Solche Auseinandersetzungen im Netz gab es auch schon. In der öffentlichen Wahrnehmung verschwanden sie hinter dem optimistischen und hübschen Gesicht von Marina Weisband, die wegen ihrer zeitweise strengen Zopffrisur auch als "Julia Timoschenko der Piratenpartei" tituliert wurde. Sie sagt, dass sie die Aufmerksamkeit um ihre Person nicht verstehen könne. Unter der Überschrift "Der Tag, an dem nichts wirklich passiert ist" beschrieb sie in ihrem Internet-Blog, dass ihre "persönliche mediale Präsenz" sie zu der Erkenntnis geführt habe, wie sehr ihre Absicht, ihr Studium mit einem Diplom abzuschließen, mit ihrem Parteiamt "zeitlich und physisch" nicht vereinbar sei.

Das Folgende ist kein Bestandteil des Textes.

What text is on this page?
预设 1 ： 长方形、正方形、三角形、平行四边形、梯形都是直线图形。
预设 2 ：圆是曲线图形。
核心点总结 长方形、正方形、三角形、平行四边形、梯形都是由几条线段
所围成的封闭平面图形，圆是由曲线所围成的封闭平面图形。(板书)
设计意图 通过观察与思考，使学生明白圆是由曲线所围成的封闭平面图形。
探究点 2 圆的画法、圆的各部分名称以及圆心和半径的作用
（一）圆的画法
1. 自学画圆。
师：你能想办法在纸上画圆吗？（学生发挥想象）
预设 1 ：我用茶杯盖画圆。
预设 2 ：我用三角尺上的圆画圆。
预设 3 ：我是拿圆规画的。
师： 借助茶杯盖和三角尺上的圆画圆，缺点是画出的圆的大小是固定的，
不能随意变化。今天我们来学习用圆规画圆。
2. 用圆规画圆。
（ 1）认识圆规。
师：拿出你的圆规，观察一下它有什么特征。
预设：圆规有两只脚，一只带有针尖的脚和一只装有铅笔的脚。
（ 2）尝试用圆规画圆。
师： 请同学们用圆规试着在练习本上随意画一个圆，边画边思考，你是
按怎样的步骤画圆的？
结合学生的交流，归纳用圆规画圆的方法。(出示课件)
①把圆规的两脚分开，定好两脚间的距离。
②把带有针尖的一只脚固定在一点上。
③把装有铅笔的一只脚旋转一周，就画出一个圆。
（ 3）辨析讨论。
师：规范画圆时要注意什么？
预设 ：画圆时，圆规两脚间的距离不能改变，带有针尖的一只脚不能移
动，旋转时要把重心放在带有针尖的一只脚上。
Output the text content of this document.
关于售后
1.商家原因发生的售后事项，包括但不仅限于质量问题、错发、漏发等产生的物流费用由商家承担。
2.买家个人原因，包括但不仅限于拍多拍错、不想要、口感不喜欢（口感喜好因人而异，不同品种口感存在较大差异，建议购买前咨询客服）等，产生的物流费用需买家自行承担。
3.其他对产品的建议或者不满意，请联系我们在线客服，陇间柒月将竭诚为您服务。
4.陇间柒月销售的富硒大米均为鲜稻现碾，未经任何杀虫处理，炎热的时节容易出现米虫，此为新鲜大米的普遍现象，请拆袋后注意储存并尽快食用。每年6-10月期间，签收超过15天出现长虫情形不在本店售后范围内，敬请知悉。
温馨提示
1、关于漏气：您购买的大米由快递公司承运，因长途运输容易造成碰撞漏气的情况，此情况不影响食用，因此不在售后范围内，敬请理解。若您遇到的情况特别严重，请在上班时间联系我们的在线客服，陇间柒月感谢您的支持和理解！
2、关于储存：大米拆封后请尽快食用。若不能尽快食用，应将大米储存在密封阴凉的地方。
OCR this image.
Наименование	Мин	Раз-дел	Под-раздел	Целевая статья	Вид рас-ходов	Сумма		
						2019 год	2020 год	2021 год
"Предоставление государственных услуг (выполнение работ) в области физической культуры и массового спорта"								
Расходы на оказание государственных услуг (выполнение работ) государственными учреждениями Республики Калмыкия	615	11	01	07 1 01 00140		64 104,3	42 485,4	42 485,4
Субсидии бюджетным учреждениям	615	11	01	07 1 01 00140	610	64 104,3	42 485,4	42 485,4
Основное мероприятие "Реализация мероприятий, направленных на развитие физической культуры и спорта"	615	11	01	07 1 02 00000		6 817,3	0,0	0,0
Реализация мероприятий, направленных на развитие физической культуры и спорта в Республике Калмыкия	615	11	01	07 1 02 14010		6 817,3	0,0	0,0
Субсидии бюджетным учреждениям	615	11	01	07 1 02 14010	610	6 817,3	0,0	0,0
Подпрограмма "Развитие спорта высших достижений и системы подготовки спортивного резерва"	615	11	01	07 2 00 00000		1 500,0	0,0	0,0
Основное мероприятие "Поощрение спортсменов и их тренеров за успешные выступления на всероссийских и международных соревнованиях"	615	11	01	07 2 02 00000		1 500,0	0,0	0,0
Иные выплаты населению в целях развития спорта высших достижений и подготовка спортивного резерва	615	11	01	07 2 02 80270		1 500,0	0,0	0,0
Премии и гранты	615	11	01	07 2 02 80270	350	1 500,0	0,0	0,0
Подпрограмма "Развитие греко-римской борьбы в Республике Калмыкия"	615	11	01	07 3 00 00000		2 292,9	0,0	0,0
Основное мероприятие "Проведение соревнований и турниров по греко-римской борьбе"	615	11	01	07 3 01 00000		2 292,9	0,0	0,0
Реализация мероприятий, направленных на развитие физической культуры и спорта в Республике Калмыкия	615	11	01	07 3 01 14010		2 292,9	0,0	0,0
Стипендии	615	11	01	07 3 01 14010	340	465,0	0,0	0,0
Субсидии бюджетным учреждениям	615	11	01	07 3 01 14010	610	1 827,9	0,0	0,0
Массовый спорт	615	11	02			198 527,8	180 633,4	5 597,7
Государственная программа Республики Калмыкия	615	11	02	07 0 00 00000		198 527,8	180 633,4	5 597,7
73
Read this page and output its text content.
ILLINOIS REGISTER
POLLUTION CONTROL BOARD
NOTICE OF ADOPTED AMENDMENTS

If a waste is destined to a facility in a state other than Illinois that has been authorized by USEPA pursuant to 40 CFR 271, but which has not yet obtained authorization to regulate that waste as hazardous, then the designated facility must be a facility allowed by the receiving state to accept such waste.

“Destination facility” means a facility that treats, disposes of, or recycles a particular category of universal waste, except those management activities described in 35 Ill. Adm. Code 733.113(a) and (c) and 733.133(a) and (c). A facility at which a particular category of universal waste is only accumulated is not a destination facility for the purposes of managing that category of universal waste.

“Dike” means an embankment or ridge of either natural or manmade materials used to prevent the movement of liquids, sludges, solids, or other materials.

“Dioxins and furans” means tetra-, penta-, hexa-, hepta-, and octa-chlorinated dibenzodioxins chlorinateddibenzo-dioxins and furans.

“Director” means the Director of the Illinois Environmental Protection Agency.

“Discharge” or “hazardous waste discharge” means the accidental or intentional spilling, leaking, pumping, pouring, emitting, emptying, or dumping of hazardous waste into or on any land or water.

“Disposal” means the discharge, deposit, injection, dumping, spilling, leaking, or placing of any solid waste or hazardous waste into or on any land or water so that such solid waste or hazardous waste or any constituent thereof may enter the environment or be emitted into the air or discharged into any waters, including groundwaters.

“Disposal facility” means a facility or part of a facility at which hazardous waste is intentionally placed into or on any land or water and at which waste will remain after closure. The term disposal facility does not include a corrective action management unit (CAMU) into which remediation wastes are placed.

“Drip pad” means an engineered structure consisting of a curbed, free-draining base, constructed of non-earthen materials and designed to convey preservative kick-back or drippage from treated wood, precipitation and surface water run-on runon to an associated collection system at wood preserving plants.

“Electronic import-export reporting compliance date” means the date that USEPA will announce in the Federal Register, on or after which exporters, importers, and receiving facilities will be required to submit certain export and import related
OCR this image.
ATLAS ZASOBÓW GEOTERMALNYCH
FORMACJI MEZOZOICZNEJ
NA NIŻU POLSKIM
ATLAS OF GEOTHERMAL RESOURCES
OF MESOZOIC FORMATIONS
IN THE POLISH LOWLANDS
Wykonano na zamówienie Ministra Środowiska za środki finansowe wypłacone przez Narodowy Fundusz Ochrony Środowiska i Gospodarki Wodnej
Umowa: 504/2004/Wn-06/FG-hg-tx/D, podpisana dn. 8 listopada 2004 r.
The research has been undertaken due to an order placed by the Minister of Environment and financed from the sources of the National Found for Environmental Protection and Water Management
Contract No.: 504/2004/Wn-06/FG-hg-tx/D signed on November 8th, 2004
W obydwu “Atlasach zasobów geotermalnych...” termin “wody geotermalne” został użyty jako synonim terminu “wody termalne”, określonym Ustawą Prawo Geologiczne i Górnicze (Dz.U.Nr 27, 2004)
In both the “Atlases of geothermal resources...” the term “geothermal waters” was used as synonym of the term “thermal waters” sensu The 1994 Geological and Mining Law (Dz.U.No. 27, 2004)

Doch die Oberpiratin wäre nicht sie selbst, wenn sie nicht eine neue Ankündigung damit verknüpft hätte. Sie werde statt aus dem Vorstand künftig von der Basis aus aktiv bleiben und "gerne demonstrieren". Nach Einschätzung von Parteienforscher Koschmieder führt ihr Rückzug allerdings dazu, dass die Piraten in den Medien weniger vorkommen werden. Weisbands Argument, es sei gut, wenn sie weg sei, denn so werde wieder stärker über die Inhalte der Piraten berichtet, sieht Koschmieder kritisch: "Dadurch könnte freilich auch stärker auffallen, dass die Piraten kaum Inhalte haben."